Une intrigue d’une actualité brûlante
On ne peut pas dire qu’un courant de sympathie passe entre Jean Carré, inspecteur du travail dans le 3e arrondissement de Paris et Dan Moïse, officier de police, lors de leur rencontre dans une cave difficile d’accès du 29 rue Charlot. Un ouvrier chinois a eu le bras droit, non pas arraché par une machine comme le pensait Jean, mais coupé au sabre comme l’affirme Dan. Ce n’est donc pas une affaire de non-respect de la sécurité mais une affaire criminelle. Cependant, crime ou accident du travail il allait falloir, pour Jean, rédiger un rapport. De plus, cette petite entreprise semblait faire fi du droit du travail.
C’est Dan qui le rappelle, quelques jours plus tard, pour lui annoncer que Mme Zhu, que Jean a rencontrée la semaine dernière, a été assassinée avec sa fille. Son mari a disparu. Il lui demande s’il a été également destinataire d’une lettre anonyme, un document de plusieurs pages fort documentées qui cible quarante-cinq entreprises chinoises du quartier, les accusant de trafic, corruption, prostitution… Et l’affaire dérape. Jean va être confronté à : “…trois morts, une mutilation, deux disparus, deux suspects, une tentative de compromission, un passage à tabac, une menace sur ses enfants, une double protection rapprochée, une explosion suivie d’un incendie…” Et il reste face à un trafic inconnu !

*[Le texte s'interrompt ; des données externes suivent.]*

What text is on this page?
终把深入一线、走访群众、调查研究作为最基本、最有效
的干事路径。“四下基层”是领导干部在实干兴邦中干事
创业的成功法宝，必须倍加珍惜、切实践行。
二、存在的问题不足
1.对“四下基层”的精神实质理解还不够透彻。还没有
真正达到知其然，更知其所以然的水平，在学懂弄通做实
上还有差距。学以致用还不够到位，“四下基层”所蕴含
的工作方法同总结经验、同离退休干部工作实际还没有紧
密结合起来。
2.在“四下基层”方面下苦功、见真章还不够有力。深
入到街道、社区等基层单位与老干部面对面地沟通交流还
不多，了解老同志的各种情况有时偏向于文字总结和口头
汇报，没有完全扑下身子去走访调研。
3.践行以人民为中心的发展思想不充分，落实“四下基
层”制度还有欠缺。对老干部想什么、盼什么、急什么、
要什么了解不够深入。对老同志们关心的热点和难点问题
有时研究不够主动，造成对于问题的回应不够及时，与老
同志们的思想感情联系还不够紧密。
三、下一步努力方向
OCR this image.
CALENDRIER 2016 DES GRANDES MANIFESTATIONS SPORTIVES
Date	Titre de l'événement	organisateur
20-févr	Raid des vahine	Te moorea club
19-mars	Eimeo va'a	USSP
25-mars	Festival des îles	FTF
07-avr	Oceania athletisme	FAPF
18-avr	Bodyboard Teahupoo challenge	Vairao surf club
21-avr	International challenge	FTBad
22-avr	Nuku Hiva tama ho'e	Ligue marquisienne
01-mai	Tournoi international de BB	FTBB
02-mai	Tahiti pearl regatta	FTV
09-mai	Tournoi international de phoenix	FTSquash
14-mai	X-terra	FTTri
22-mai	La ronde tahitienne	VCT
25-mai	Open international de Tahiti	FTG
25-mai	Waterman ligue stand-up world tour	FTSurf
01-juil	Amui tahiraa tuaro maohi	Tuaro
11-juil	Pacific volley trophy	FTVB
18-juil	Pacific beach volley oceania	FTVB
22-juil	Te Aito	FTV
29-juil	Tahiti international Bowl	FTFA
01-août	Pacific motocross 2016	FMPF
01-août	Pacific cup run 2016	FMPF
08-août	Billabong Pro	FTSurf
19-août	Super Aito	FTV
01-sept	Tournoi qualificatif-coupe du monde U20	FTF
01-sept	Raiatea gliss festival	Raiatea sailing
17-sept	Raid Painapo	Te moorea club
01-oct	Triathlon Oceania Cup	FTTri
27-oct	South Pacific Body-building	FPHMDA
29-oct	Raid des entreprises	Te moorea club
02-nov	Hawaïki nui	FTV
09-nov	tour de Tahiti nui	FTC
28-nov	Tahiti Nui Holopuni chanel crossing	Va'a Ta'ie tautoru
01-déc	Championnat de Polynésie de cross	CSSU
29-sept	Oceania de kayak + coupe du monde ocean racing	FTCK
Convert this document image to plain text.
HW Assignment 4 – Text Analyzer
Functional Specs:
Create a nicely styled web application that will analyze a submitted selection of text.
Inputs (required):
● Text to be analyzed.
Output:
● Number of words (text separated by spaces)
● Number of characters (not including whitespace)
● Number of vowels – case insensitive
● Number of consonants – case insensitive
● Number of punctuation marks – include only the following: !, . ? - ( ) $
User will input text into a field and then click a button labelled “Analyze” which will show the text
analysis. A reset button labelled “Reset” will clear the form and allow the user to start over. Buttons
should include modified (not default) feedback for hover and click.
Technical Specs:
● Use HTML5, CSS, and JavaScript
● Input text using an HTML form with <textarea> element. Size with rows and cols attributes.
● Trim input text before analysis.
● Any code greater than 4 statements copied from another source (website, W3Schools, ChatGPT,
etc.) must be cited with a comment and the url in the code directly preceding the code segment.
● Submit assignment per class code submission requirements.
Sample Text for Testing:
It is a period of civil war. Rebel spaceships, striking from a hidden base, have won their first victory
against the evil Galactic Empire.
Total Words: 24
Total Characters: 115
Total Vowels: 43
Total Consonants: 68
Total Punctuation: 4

Pour ce premier volet d’une trilogie (Cérium — Samarium – Lanthiane), le duo Gérard Filoche et Patrick Raynal met en scène un héros qui œuvre comme inspecteur du travail dans le 3e arrondissement de Paris. Celui-ci se trouve en butte à une affaire qui dépasse le cadre de ses attributions professionnelles. C’est une activité que connaît bien Gérard Filoche, ancien inspecteur. Cette connaissance lui permet de nourrir le texte de mille détails, d’anecdotes qui donnent une vraie dimension, un ton et une véracité certains à l’intrigue. Une intrigue qui prend en compte la réalité du quartier où elle se déroule, une zone qui concentre une communauté chinoise, une population de commerçants, d’artisans qui vivent sans trop se préoccuper du droit social français. Le cérium, qui donne son titre au présent roman, est le plus abondant du groupe qualifié de Terres rares, ces métaux devenus stratégiques dans l’économie mondiale.
Les auteurs décrivent cet arrondissement, donnent un bref historique sur les racines de l’activité de « batteurs de métaux » livrant nombre de faits, de particularités sur le fonctionnement de ces structures où la débrouille est la règle numéro 1, avec le goût du secret. Outre une description physique du quartier, des éléments architecturaux remarquables, tel cet ange géant du sculpteur Delange, ils émaillent leur récit de rappels d’événements historiques s’étant déroulés dans certains de ces lieux. Des dialogues enlevés, dynamiques, riches en formulations et réflexions s’intègrent dans une histoire riche en rebondissements, péripéties et coups de théâtre. Le héros, dont on partage le quotidien banal, est un grand amateur de lecture. Même si Patrick Raynal est un spécialiste de la littérature américaine, il est regrettable qu’il lui donne à lire du James Ellroy. Il y a tellement d’auteurs francophones qui proposent des romans magnifiques qu’il aurait pu se dispenser d’aller chercher une “tête de gondole” de ce genre.
Ancien garant du droit du travail, syndicaliste plus que convaincu, Gérard Filoche impulse dans le cours de son récit ses convictions, cite nombre d’exemples d’infractions, fait vivre la réalité de ces fonctionnaires qui : “…étaient impopulaires alors que, justement, ils protégeaient le populaire.” Cérium est un superbe roman qui, avec une intrigue relevée, aborde des sujets très actuels dans un cadre renforcé par les enjeux de la prochaine mandature présidentielle.
serge perraud
Gérard Filoche & Patrick Raynal, Cérium, Cherche Midi, coll. Thriller, avril 2017, 270 p. – 19,80 €.